«Nel tempo dell’inganno universale, dire la verità è un atto rivoluzionario». Che George Orwell, con il suo La fattoria degli animali, sia stato profetico, è chiaro ormai a chiunque sappia guardare la realtà. Certo continua a sorprendere come l’asticella si abbassi sempre di più, fino a far diventare rivoluzionario anche il ribadire la dottrina da parte di un sacerdote.
Questa volta la verità corre su Twitter, a cinguettare è lo statunitense Thomas Tobin, vescovo di Providence, capitale dello Stato del Rhode Island. All’alba del mese di giugno, considerato dalla comunità Lgbt come il mese del cosiddetto «orgoglio omosessuale», in cui si moltiplicano parate, manifestazioni e marce, Tobin, fedele alla sua missione di successore degli apostoli, ha scritto così: «Un promemoria sul fatto che i cattolici non dovrebbero sostenere o partecipare agli eventi LGBTQ “Pride Month” che si terranno a giugno. Promuovono una cultura e incoraggiano attività contrarie alla fede e alla morale cattolica. Sono particolarmente dannosi per i bambini».
A reminder that Catholics should not support or attend LGBTQ “Pride Month” events held in June. They promote a culture and encourage activities that are contrary to Catholic faith and morals. They are especially harmful for children.
— Bishop Thomas Tobin (@ThomasJTobin1) June 1, 2019
Apriti cielo, in pochissime ore il post è stato ritwittato oltre 6.000 volte, ha ricevuto più di 24.000 “mi piace” e oltre 80.000 commenti. Numeri da record, e nei record sicuramente figura anche l’altissimo numero di insulti, ingiurie, minacce e offese al vescovo. Leggerli in fila è impressionante. Neanche a dirlo l’accusa è stata quella di «omofobia», dove per omofobia si intende qualunque opinione espressa pubblicamente sul tema dell’omosessualità non allineata al Pensiero unico.
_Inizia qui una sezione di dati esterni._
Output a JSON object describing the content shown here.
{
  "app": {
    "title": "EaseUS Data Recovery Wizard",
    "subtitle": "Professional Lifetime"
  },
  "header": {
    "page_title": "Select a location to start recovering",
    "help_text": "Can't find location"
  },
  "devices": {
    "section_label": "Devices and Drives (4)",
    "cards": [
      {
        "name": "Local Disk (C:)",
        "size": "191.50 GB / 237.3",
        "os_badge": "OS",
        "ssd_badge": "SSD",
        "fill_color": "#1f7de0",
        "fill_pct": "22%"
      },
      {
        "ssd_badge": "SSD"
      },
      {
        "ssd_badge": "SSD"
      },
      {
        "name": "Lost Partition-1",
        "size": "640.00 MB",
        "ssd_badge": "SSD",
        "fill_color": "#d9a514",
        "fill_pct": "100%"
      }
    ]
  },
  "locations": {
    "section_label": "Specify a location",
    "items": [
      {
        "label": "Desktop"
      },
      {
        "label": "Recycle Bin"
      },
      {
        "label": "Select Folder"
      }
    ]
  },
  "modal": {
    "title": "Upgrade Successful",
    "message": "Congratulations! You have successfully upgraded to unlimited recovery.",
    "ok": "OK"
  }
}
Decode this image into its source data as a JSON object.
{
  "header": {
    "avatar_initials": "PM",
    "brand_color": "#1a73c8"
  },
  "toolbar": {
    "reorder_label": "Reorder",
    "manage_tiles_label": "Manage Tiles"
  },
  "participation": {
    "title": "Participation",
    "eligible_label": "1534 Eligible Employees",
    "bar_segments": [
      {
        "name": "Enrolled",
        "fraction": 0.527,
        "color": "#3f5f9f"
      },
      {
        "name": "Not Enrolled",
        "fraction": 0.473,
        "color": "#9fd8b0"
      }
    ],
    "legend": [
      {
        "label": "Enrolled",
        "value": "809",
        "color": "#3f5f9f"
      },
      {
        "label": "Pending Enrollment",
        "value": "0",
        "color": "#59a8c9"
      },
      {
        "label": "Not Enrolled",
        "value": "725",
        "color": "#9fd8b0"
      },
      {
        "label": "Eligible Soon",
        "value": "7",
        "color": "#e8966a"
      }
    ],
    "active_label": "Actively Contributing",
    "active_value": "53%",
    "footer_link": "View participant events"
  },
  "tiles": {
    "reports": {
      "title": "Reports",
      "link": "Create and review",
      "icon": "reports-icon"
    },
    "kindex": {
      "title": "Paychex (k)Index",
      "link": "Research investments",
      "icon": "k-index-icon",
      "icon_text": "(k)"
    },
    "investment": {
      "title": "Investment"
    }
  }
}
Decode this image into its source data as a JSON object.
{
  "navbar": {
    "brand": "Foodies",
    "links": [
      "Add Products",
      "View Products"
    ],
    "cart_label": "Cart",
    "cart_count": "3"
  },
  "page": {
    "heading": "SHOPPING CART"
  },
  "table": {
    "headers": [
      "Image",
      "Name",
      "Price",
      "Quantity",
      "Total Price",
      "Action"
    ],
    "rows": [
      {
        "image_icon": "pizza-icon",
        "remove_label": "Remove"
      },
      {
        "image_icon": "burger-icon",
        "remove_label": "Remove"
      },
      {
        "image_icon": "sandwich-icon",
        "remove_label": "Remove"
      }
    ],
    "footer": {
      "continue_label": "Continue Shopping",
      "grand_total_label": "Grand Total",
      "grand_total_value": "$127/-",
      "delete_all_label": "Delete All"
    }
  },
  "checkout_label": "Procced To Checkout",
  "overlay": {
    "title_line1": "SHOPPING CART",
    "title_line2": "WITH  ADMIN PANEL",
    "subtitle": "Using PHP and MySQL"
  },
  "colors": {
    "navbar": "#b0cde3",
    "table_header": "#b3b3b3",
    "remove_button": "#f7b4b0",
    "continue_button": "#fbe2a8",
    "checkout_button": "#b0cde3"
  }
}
Un copione già visto, che vede l’audace malcapitato immediatamente preso di mira, crivellato da un fuoco di fila, per zittirlo e rieducarlo. Ovviamente il tutto ad opera dei sedicenti democratici, i “tolleranti”, i “maestri del dialogo”. In meno di 24 ore sul sito della diocesi di Providence è apparso un comunicato stampa degno del miglior regime: «Mi dispiace che i miei commenti di ieri sul “Pride Month” si siano rivelati così controversi all’interno della nostra comunità e offensivi per alcuni, specialmente per la comunità gay. Certamente non era mia intenzione, ma capisco che un buon numero di persone si sono offese. Riconosco e apprezzo anche il diffuso sostegno che ho ricevuto in merito. La Chiesa cattolica ha rispetto e amore per i membri della comunità gay, e così anch’io. Le persone con attrazione per lo stesso sesso sono amati figli di Dio e nostri fratelli e sorelle. Come vescovo cattolico, tuttavia, il mio obbligo davanti a Dio è di guidare i fedeli alla nostra cura e fede, in modo chiaro e compassionevole, anche su questioni molto difficili e delicate. Questo è quello che ho sempre cercato di fare – su una varietà di questioni – e continuerò a farlo quando sorgono problemi contemporanei. Dal momento che la comunità gay si riunisce per una manifestazione questa sera, io mi auguro che l’evento si riveli un’esperienza sicura, positiva e produttiva per tutti. Mentre si riuniscono pregherò per una comprensione e un rispetto reciproci nella nostra comunità così varia».
Il comunicato però non cancella la verità di quel tweet. E se il promemoria di Tobin non è stato gradito forse anche da alcuni pastori, si può sempre rispolverare il documento della Congregazione per la dottrina della fede firmato da Joseph Ratzinger nel 1986: «Dovrà essere ritirato ogni appoggio a qualunque organizzazione che cerchi di sovvertire l’insegnamento della Chiesa, che sia ambigua nei suoi confronti, o che lo trascuri completamente. Un tale appoggio, o anche l’apparenza di esso, può dare origine a gravi fraintendimenti […] Il Signore Gesù ha detto: “Voi conoscerete la verità e la verità vi farà liberi” (Gv 8, 32). La Scrittura ci comanda di fare la verità nella carità (cfr. Ef 4, 15)».